On top of that, the Companies House database – the repository for details of UK-registered businesses – has become almost a punchline to a pretty bad joke.

Information is often missing, incomplete or obviously fake. Directors have been registered in the name of Adolf Tooth Fairy Hitler and Judas Superadio Iskariot, without anyone batting an eyelid. Information can be hard to search for and the website crashes or times out on a regular basis.

On Monday, amid pressure to crack down on the billions of pounds in Russian “dirty money” flowing through London, the business secretary, Kwasi Kwarteng, brought forward measures designed to clean up the mess. They include a register of properties owned by overseas investors, in theory preventing them from disguising their identities.

“By legislating now, we’ll send a clear warning to those who have or are thinking about using the UK property market to launder ill-gotten gains,” Kwarteng said.

Companies House will also be “upgraded” to improve the quality of information available from its database and there will be measures to strengthen “unexplained wealth orders”, which give law enforcement bodies the power to seize assets where they suspect criminality may have occurred.

Long-time anti-corruption campaigners are relieved, if frustrated at how long it has taken Britain to relinquish its role as obsequious financial butler to what the business department now calls “corrupt elites”.

“It’s about bloody time,” said Susan Hawley, executive director of Spotlight on Corruption.

She said campaigners had “been waiting six years” for measures like these, ever since an anti-corruption summit in 2016, adding: “These measures are a good start but on their own will not be enough to plug the loopholes in our defences against dirty money.

“We need a massive investment in law enforcement capability so they can get on with investigating unexplained wealth, and with investigating and prosecuting money-laundering breaches and sanctions evasion.”

Already, there is scepticism about whether the super-rich and super-nefarious will be able to flout the rules.

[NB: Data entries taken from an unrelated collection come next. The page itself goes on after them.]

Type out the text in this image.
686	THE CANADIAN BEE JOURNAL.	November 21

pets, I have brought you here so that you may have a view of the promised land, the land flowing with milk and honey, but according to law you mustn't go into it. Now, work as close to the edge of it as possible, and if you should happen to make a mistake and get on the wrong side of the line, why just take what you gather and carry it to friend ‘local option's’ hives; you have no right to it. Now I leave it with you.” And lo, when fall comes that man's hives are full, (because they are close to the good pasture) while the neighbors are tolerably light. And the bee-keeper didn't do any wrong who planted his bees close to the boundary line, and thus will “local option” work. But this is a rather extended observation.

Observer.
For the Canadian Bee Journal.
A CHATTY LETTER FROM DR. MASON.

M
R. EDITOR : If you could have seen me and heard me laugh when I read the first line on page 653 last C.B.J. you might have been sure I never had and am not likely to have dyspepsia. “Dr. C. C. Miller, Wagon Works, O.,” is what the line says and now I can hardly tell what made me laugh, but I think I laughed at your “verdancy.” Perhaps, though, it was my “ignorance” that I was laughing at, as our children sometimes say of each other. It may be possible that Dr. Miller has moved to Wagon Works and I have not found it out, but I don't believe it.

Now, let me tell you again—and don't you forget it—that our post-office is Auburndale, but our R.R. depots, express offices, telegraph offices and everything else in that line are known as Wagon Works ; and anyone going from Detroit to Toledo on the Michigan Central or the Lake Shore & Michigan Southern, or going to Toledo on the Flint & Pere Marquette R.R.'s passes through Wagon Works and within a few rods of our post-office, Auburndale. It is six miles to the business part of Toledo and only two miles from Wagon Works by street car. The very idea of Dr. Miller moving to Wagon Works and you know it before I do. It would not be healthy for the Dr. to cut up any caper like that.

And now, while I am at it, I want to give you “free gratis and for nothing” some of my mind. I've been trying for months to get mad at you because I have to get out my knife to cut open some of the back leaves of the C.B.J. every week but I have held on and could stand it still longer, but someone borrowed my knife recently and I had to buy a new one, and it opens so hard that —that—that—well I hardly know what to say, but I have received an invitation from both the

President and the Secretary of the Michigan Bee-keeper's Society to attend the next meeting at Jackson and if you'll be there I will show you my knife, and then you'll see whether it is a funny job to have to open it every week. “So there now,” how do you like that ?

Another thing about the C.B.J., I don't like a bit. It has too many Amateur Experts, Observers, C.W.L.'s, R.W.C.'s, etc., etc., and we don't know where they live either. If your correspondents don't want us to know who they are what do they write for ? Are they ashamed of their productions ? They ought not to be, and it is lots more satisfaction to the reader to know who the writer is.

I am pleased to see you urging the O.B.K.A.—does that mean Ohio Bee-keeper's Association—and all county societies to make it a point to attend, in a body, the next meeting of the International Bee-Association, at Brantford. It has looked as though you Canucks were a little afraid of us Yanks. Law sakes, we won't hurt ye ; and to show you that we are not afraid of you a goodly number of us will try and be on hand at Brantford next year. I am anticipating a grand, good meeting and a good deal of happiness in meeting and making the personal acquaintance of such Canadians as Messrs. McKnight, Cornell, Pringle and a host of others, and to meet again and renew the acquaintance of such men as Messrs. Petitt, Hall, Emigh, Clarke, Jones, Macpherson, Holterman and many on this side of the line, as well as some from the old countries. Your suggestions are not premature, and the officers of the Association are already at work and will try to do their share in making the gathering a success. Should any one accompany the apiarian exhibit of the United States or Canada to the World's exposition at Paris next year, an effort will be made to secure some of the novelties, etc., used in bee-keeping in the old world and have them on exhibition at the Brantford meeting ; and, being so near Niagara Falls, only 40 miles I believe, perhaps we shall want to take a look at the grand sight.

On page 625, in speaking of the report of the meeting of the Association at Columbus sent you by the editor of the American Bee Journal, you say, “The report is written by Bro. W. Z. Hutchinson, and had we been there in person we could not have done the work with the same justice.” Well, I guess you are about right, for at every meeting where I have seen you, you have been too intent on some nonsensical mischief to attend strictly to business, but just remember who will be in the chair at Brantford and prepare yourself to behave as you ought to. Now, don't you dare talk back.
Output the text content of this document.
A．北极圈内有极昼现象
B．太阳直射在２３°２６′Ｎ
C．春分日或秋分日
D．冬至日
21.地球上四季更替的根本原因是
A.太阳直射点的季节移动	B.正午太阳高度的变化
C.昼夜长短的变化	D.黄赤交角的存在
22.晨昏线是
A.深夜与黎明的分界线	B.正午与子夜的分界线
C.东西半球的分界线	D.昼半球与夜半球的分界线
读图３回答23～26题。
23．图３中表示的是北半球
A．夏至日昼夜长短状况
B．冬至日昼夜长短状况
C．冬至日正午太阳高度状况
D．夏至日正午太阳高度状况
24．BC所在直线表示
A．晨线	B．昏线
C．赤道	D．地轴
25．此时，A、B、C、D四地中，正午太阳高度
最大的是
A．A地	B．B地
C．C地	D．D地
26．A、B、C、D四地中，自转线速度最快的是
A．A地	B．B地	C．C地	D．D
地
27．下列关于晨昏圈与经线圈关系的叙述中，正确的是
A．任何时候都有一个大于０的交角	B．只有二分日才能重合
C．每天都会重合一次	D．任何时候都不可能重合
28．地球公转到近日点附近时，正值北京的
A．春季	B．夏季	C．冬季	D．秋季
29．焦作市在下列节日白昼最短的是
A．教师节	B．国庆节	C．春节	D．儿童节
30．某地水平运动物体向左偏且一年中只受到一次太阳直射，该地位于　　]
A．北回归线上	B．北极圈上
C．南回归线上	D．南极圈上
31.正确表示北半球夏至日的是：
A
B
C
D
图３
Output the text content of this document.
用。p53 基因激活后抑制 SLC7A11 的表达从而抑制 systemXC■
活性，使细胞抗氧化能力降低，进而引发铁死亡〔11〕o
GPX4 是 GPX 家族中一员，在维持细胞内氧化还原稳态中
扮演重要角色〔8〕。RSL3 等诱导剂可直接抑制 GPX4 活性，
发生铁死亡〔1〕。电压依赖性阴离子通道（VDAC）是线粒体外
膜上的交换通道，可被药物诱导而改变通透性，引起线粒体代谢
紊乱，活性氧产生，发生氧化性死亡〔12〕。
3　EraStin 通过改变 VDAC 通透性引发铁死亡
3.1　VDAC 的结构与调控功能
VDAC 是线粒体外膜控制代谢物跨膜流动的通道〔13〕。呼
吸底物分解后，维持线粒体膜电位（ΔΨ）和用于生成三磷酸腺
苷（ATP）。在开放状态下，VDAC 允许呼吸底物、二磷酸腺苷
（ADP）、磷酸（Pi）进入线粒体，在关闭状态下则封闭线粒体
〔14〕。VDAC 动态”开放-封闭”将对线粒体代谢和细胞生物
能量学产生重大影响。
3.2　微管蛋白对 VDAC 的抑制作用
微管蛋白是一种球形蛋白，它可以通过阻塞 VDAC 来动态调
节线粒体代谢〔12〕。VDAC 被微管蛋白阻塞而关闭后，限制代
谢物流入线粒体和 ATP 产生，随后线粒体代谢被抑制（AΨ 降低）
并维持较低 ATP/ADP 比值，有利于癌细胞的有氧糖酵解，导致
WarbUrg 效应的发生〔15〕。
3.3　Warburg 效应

For instance, while the “ultimate beneficial owner” of a property will have to be disclosed, that could still be a legal entity or a company. If that entity is itself in a jurisdiction that permits corporate secrecy, there will be no way to unravel the final links in the chain to the person at the very top.

Graham Barrow, of the Dark Money Files podcast, has consistently exposed some of the more ludicrous failings of Companies House to provide legitimate data. He pointed out that these rules are similar to those for “persons of significant control” disclosures that, in theory, tell you who owns a company.

“We know from experience that they can be circumvented by declaring that there is no one who meets the definition of a ‘beneficial owner’,” he said.

“Whilst there are penalties for making a false declaration, knowing who is behind an entity in a location like the Marshall Islands, the Seychelles or BVI [British Virgin Islands] is not a straightforward task.

“Without adequate human and financial resources, along with cooperation from overseas territories, the requirements look difficult to enforce effectively.”

Hawley raised misgivings about measures to target those trying to evade sanctions, a hot-button topic as ministers target Russian oligarchs and Kremlin officials. “It isn’t clear that this bill goes far enough in giving law enforcement the real tools to bring criminal cases for sanction evasion,” she said. “There hasn’t been a criminal sanctions evasion case for over 12 years.”

Barrow also declared it “deeply disappointing” that the government was not acting faster. “Companies House continues to be abused on a daily basis and further delay simply opens the door to more and more criminals.”

One campaigner, who asked not to be named until he had spent more time analysing the detail, was more sanguine about the prospect of the financial chicanery that may go on as the corrupt and secretive hide their assets elsewhere in the period between the proposals being announced and implemented.

“The gate will be open for a while,” he said. “But I’d rather get a decent piece of legislation than try to pass it in three hours. We can’t turn back the clock. We are where we are.”